La Repubblica dei Precari: come lo Stato tradisce ogni giorno i suoi insegnanti
di Mario Garofalo
Ogni giorno, da questo giornale, raccontiamo l'Italia. E ogni giorno ci scontriamo con le stesse ferite aperte, le stesse promesse non mantenute, gli stessi giochi di prestigio della politica che finge di riformare mentre lascia tutto com'è. O peggio, lo peggiora. Oggi parliamo di scuola, e lo facciamo con la penna in pugno, perché non è più tempo di giri di parole.
Parliamo dei docenti precari. Non di quelli "in attesa di sistemazione", ma di quelli che già insegnano, da anni. Che mandano avanti il sistema scolastico tra supplenze annuali, cattedre fantasma e concorsi a ripetizione. Parliamo di persone che hanno passato selezioni estenuanti, che sono risultati idonei, ma che non vedono mai quella benedetta stabilizzazione. Parliamo di cittadini che lavorano per lo Stato, ma che lo Stato continua a trattare come tesserati a tempo determinato del disagio nazionale.
È ora di dirlo chiaramente: questo sistema è marcio. Illude, sfrutta, poi scarica. Invita al concorso, poi lo smentisce con nuove prove. Promette graduatorie stabili, poi le rimescola ogni due anni. Spinge gli insegnanti a girare l'Italia, a rinunciare a famiglie, radici, diritti. Il tutto mentre gli studenti, nelle classi, hanno bisogno di continuità, di volti noti, di maestri veri, non di passaggi a livello.
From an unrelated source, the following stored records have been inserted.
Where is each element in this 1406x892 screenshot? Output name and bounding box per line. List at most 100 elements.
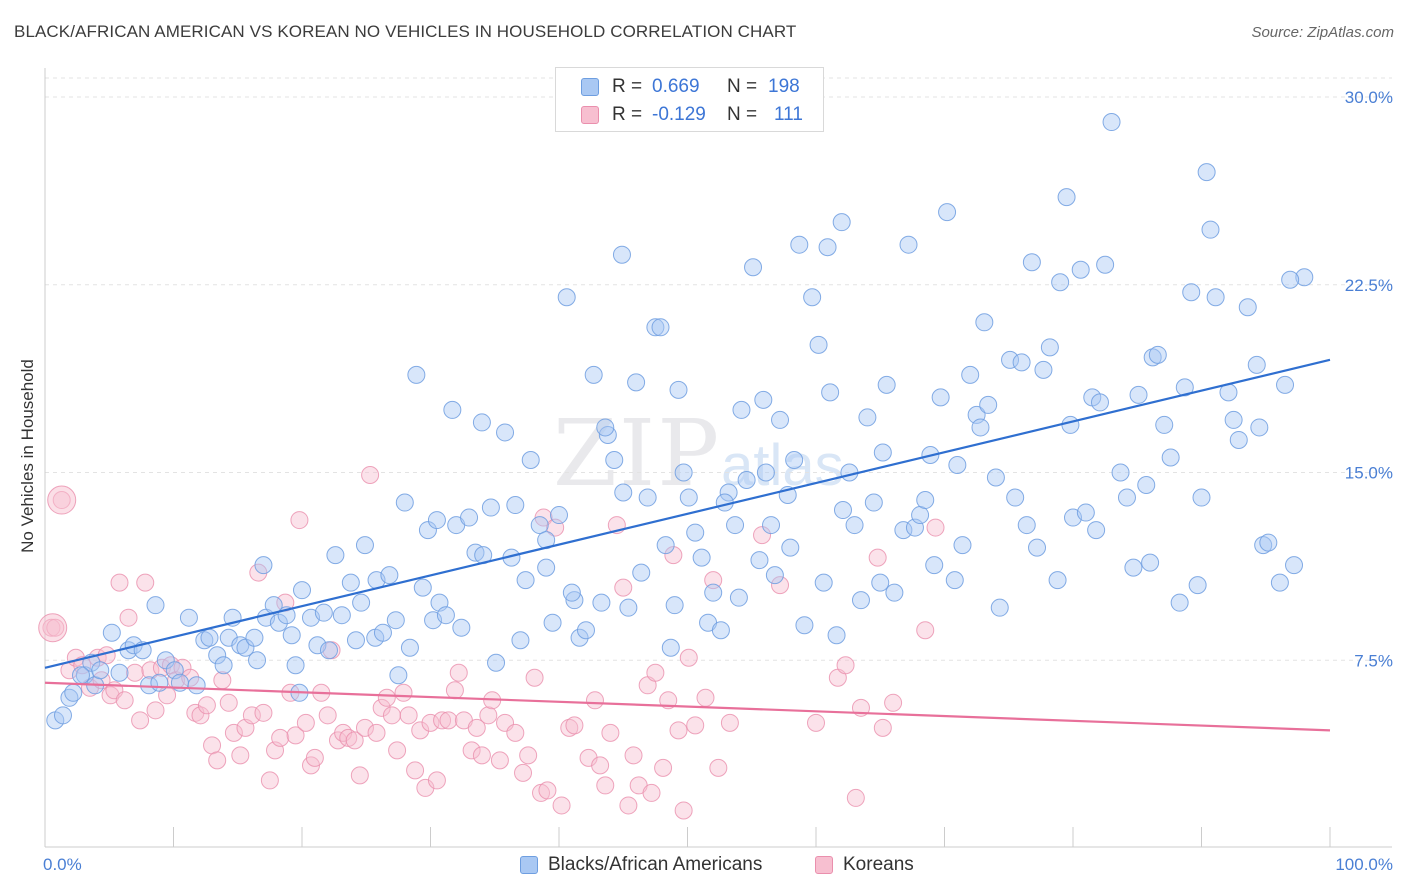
data-point-korean bbox=[191, 706, 210, 725]
data-point-black bbox=[314, 603, 333, 622]
data-point-black bbox=[665, 596, 684, 615]
data-point-black bbox=[282, 626, 301, 645]
data-point-black bbox=[236, 638, 255, 657]
data-point-black bbox=[1238, 298, 1257, 317]
data-point-black bbox=[1117, 488, 1136, 507]
data-point-black bbox=[975, 313, 994, 332]
data-point-black bbox=[845, 516, 864, 535]
data-point-black bbox=[1175, 378, 1194, 397]
data-point-korean-large bbox=[38, 613, 68, 643]
chart-title: BLACK/AFRICAN AMERICAN VS KOREAN NO VEHI… bbox=[14, 22, 797, 41]
data-point-black bbox=[925, 556, 944, 575]
data-point-korean bbox=[873, 718, 892, 737]
data-point-black bbox=[948, 455, 967, 474]
data-point-black bbox=[1295, 268, 1314, 287]
data-point-black bbox=[809, 335, 828, 354]
data-point-black bbox=[1224, 410, 1243, 429]
data-point-black bbox=[355, 536, 374, 555]
data-point-black bbox=[916, 491, 935, 510]
data-point-korean bbox=[231, 746, 250, 765]
legend-label-blacks: Blacks/African Americans bbox=[548, 854, 763, 875]
data-point-black bbox=[614, 483, 633, 502]
data-point-korean bbox=[271, 728, 290, 747]
data-point-black bbox=[638, 488, 657, 507]
legend-item-koreans[interactable]: Koreans bbox=[815, 852, 914, 878]
data-point-black bbox=[245, 628, 264, 647]
data-point-korean bbox=[472, 746, 491, 765]
data-point-korean bbox=[399, 706, 418, 725]
data-point-korean bbox=[406, 761, 425, 780]
data-point-black bbox=[627, 373, 646, 392]
data-point-black bbox=[1006, 488, 1025, 507]
data-point-black bbox=[231, 636, 250, 655]
data-point-korean bbox=[479, 706, 498, 725]
data-point-black bbox=[146, 596, 165, 615]
source-label: Source: ZipAtlas.com bbox=[1251, 24, 1394, 41]
data-point-black bbox=[389, 666, 408, 685]
data-point-black bbox=[790, 235, 809, 254]
data-point-black bbox=[506, 496, 525, 515]
data-point-black bbox=[592, 593, 611, 612]
data-point-black bbox=[1111, 463, 1130, 482]
data-point-korean bbox=[720, 713, 739, 732]
data-point-black bbox=[858, 408, 877, 427]
data-point-black bbox=[1102, 113, 1121, 132]
data-point-black bbox=[511, 631, 530, 650]
data-point-black bbox=[562, 583, 581, 602]
legend-item-blacks[interactable]: Blacks/African Americans bbox=[520, 852, 762, 878]
data-point-black bbox=[1197, 163, 1216, 182]
data-point-black bbox=[530, 516, 549, 535]
data-point-black bbox=[729, 588, 748, 607]
y-tick-label: 22.5% bbox=[1345, 276, 1393, 295]
data-point-korean bbox=[290, 511, 309, 530]
data-point-black bbox=[945, 571, 964, 590]
data-point-korean bbox=[203, 736, 222, 755]
swatch-korean bbox=[581, 106, 599, 124]
data-point-black bbox=[821, 383, 840, 402]
stats-row-korean: R = -0.129 N = 111 bbox=[556, 100, 823, 130]
data-point-black bbox=[452, 618, 471, 637]
data-point-black bbox=[413, 578, 432, 597]
data-point-black bbox=[661, 638, 680, 657]
data-point-korean bbox=[219, 693, 238, 712]
data-point-black bbox=[899, 235, 918, 254]
data-point-black bbox=[341, 573, 360, 592]
data-point-korean bbox=[125, 663, 144, 682]
data-point-korean bbox=[614, 578, 633, 597]
data-point-black bbox=[877, 375, 896, 394]
data-point-black bbox=[565, 591, 584, 610]
data-point-black bbox=[1028, 538, 1047, 557]
data-point-black bbox=[692, 548, 711, 567]
data-point-black bbox=[732, 400, 751, 419]
data-point-black bbox=[750, 551, 769, 570]
data-point-korean bbox=[115, 691, 134, 710]
data-point-black bbox=[472, 413, 491, 432]
data-point-black bbox=[1022, 253, 1041, 272]
data-point-black bbox=[971, 418, 990, 437]
data-point-black bbox=[986, 468, 1005, 487]
legend-label-koreans: Koreans bbox=[843, 854, 914, 875]
data-point-korean bbox=[350, 766, 369, 785]
data-point-korean bbox=[686, 716, 705, 735]
data-point-black bbox=[781, 538, 800, 557]
data-point-korean bbox=[119, 608, 138, 627]
data-point-black bbox=[1170, 593, 1189, 612]
data-point-black bbox=[1048, 571, 1067, 590]
data-point-black bbox=[481, 498, 500, 517]
y-tick-label: 30.0% bbox=[1345, 88, 1393, 107]
data-point-korean bbox=[131, 711, 150, 730]
data-point-korean bbox=[490, 751, 509, 770]
data-point-black bbox=[1250, 418, 1269, 437]
data-point-korean bbox=[462, 741, 481, 760]
data-point-korean bbox=[305, 748, 324, 767]
axes bbox=[44, 68, 1392, 848]
data-point-black bbox=[1001, 350, 1020, 369]
data-point-korean bbox=[394, 683, 413, 702]
data-point-black bbox=[612, 245, 631, 264]
data-point-black bbox=[516, 571, 535, 590]
r-value: 0.669 bbox=[652, 76, 700, 97]
data-point-black bbox=[1017, 516, 1036, 535]
data-point-black bbox=[1012, 353, 1031, 372]
data-point-black bbox=[938, 203, 957, 222]
data-point-black bbox=[961, 365, 980, 384]
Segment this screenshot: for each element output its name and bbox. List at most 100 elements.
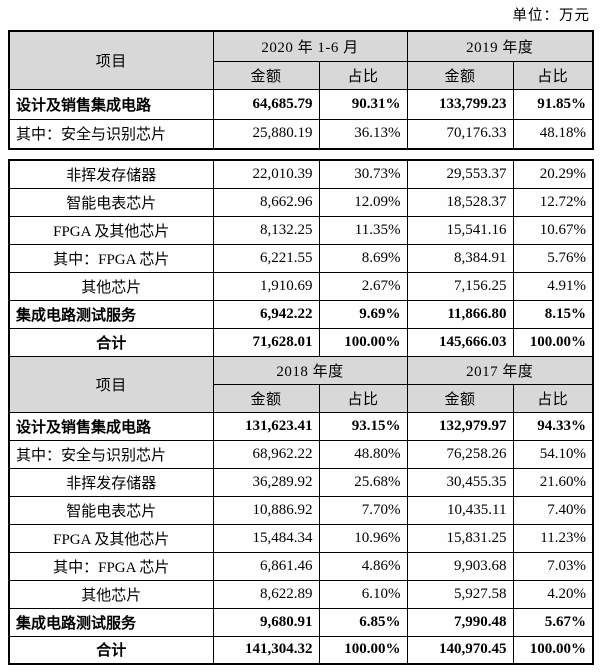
- cell-value: 18,528.37: [406, 187, 514, 217]
- cell-value: 8.15%: [512, 299, 594, 329]
- cell-value: 15,484.34: [212, 523, 320, 553]
- row-label: 合计: [8, 327, 214, 357]
- table-row: 智能电表芯片 10,886.92 7.70% 10,435.11 7.40%: [8, 495, 594, 525]
- cell-value: 6,861.46: [212, 551, 320, 581]
- col-header-period-2017: 2017 年度: [406, 355, 594, 385]
- col-header-ratio: 占比: [512, 383, 594, 413]
- cell-value: 1,910.69: [212, 271, 320, 301]
- cell-value: 100.00%: [318, 635, 408, 665]
- cell-value: 25.68%: [318, 467, 408, 497]
- cell-value: 71,628.01: [212, 327, 320, 357]
- row-label: 其中：FPGA 芯片: [8, 551, 214, 581]
- revenue-table-2020-2019: 项目 2020 年 1-6 月 2019 年度 金额 占比 金额 占比 设计及销…: [8, 30, 595, 150]
- cell-value: 30.73%: [318, 159, 408, 189]
- cell-value: 64,685.79: [212, 88, 320, 120]
- col-header-period-2019: 2019 年度: [406, 30, 594, 62]
- cell-value: 145,666.03: [406, 327, 514, 357]
- cell-value: 48.18%: [512, 118, 594, 150]
- table-row: 其中：FPGA 芯片 6,861.46 4.86% 9,903.68 7.03%: [8, 551, 594, 581]
- cell-value: 4.91%: [512, 271, 594, 301]
- cell-value: 22,010.39: [212, 159, 320, 189]
- cell-value: 20.29%: [512, 159, 594, 189]
- cell-value: 8,622.89: [212, 579, 320, 609]
- row-label: 其他芯片: [8, 579, 214, 609]
- table-row: 合计 141,304.32 100.00% 140,970.45 100.00%: [8, 635, 594, 665]
- table-row: 其他芯片 8,622.89 6.10% 5,927.58 4.20%: [8, 579, 594, 609]
- col-header-amount: 金额: [212, 383, 320, 413]
- table-row: 集成电路测试服务 9,680.91 6.85% 7,990.48 5.67%: [8, 607, 594, 637]
- row-label: 其中：FPGA 芯片: [8, 243, 214, 273]
- cell-value: 11.35%: [318, 215, 408, 245]
- table-row: 智能电表芯片 8,662.96 12.09% 18,528.37 12.72%: [8, 187, 594, 217]
- cell-value: 2.67%: [318, 271, 408, 301]
- cell-value: 5,927.58: [406, 579, 514, 609]
- cell-value: 7.40%: [512, 495, 594, 525]
- table-row: 非挥发存储器 22,010.39 30.73% 29,553.37 20.29%: [8, 159, 594, 189]
- cell-value: 8,384.91: [406, 243, 514, 273]
- cell-value: 4.86%: [318, 551, 408, 581]
- cell-value: 11,866.80: [406, 299, 514, 329]
- col-header-ratio: 占比: [512, 60, 594, 90]
- cell-value: 68,962.22: [212, 439, 320, 469]
- cell-value: 5.67%: [512, 607, 594, 637]
- cell-value: 132,979.97: [406, 411, 514, 441]
- cell-value: 100.00%: [512, 327, 594, 357]
- cell-value: 10.67%: [512, 215, 594, 245]
- row-label: 智能电表芯片: [8, 495, 214, 525]
- cell-value: 93.15%: [318, 411, 408, 441]
- cell-value: 90.31%: [318, 88, 408, 120]
- row-label: 智能电表芯片: [8, 187, 214, 217]
- table-body-2018-2017: 设计及销售集成电路 131,623.41 93.15% 132,979.97 94.33…: [8, 411, 594, 665]
- table-row: 非挥发存储器 36,289.92 25.68% 30,455.35 21.60%: [8, 467, 594, 497]
- cell-value: 94.33%: [512, 411, 594, 441]
- row-label: 非挥发存储器: [8, 159, 214, 189]
- cell-value: 7.03%: [512, 551, 594, 581]
- table-row: 其中：FPGA 芯片 6,221.55 8.69% 8,384.91 5.76%: [8, 243, 594, 273]
- row-label: 合计: [8, 635, 214, 665]
- cell-value: 6.85%: [318, 607, 408, 637]
- table-row: 其中：安全与识别芯片 25,880.19 36.13% 70,176.33 48.18%: [8, 118, 594, 150]
- cell-value: 7,990.48: [406, 607, 514, 637]
- cell-value: 9,680.91: [212, 607, 320, 637]
- table-row: 其中：安全与识别芯片 68,962.22 48.80% 76,258.26 54.10%: [8, 439, 594, 469]
- table-header-row: 项目 2018 年度 2017 年度: [8, 355, 594, 413]
- cell-value: 140,970.45: [406, 635, 514, 665]
- cell-value: 6,942.22: [212, 299, 320, 329]
- cell-value: 8,132.25: [212, 215, 320, 245]
- cell-value: 29,553.37: [406, 159, 514, 189]
- revenue-table-continued-and-2018-2017: 非挥发存储器 22,010.39 30.73% 29,553.37 20.29% 智能电表…: [8, 159, 594, 665]
- cell-value: 30,455.35: [406, 467, 514, 497]
- cell-value: 11.23%: [512, 523, 594, 553]
- row-label: FPGA 及其他芯片: [8, 215, 214, 245]
- table-subheader-row: 金额 占比 金额 占比: [9, 383, 594, 413]
- cell-value: 4.20%: [512, 579, 594, 609]
- cell-value: 70,176.33: [406, 118, 514, 150]
- cell-value: 36,289.92: [212, 467, 320, 497]
- col-header-amount: 金额: [212, 60, 320, 90]
- cell-value: 12.72%: [512, 187, 594, 217]
- cell-value: 54.10%: [512, 439, 594, 469]
- table-body-2020-2019-part2: 非挥发存储器 22,010.39 30.73% 29,553.37 20.29% 智能电表…: [8, 159, 594, 357]
- table-header-row: 项目 2020 年 1-6 月 2019 年度: [8, 30, 594, 90]
- table-body-2020-2019-part1: 设计及销售集成电路 64,685.79 90.31% 133,799.23 91.85%…: [8, 88, 594, 150]
- row-label: 设计及销售集成电路: [8, 411, 214, 441]
- table-row: 设计及销售集成电路 131,623.41 93.15% 132,979.97 94.33…: [8, 411, 594, 441]
- row-label: 其中：安全与识别芯片: [8, 439, 214, 469]
- col-header-ratio: 占比: [318, 383, 408, 413]
- col-header-amount: 金额: [406, 60, 514, 90]
- cell-value: 48.80%: [318, 439, 408, 469]
- cell-value: 7.70%: [318, 495, 408, 525]
- cell-value: 9.69%: [318, 299, 408, 329]
- cell-value: 7,156.25: [406, 271, 514, 301]
- cell-value: 12.09%: [318, 187, 408, 217]
- row-label: 设计及销售集成电路: [8, 88, 214, 120]
- cell-value: 6.10%: [318, 579, 408, 609]
- col-header-amount: 金额: [406, 383, 514, 413]
- unit-label: 单位：万元: [512, 8, 590, 24]
- row-label: 其中：安全与识别芯片: [8, 118, 214, 150]
- cell-value: 91.85%: [512, 88, 594, 120]
- cell-value: 131,623.41: [212, 411, 320, 441]
- col-header-ratio: 占比: [318, 60, 408, 90]
- cell-value: 141,304.32: [212, 635, 320, 665]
Questa è la realtà. Ed è una vergogna.
Abbiamo bisogno di un punto fermo. Di una svolta vera, non di un'altra toppa su un sistema che cade a pezzi. Il doppio canale di reclutamento non è una parolaccia: è una proposta seria. Vuol dire riconoscere chi ha già dato, chi ha già vinto concorsi, chi ha già insegnato. Vuol dire smettere di usare la precarietà come strumento di governo e iniziare a costruire una scuola che non viva solo sulle spalle della buona volontà.
Perché, cari politici, cari burocrati, cari "esperti" di riforme infinite: non si può costruire un futuro con docenti che non sanno se lavoreranno l'anno prossimo. Non si può educare alla legalità, se lo Stato per primo aggira le sue stesse promesse.
Questa non è più solo una rivendicazione di categoria. È una questione di civiltà. Di coerenza. Di giustizia.
Non servono nuovi concorsi. Servono scelte coraggiose. Servono leggi che rispettino chi ha già dimostrato di saper fare il proprio mestiere. Serve una riforma strutturale, non l'ennesima toppa per tirare a campare fino alla prossima legislatura.
Serve il coraggio di riformare, il coraggio di cambiare, il coraggio di restituire dignità a chi lavora per costruire il futuro delle nuove generazioni.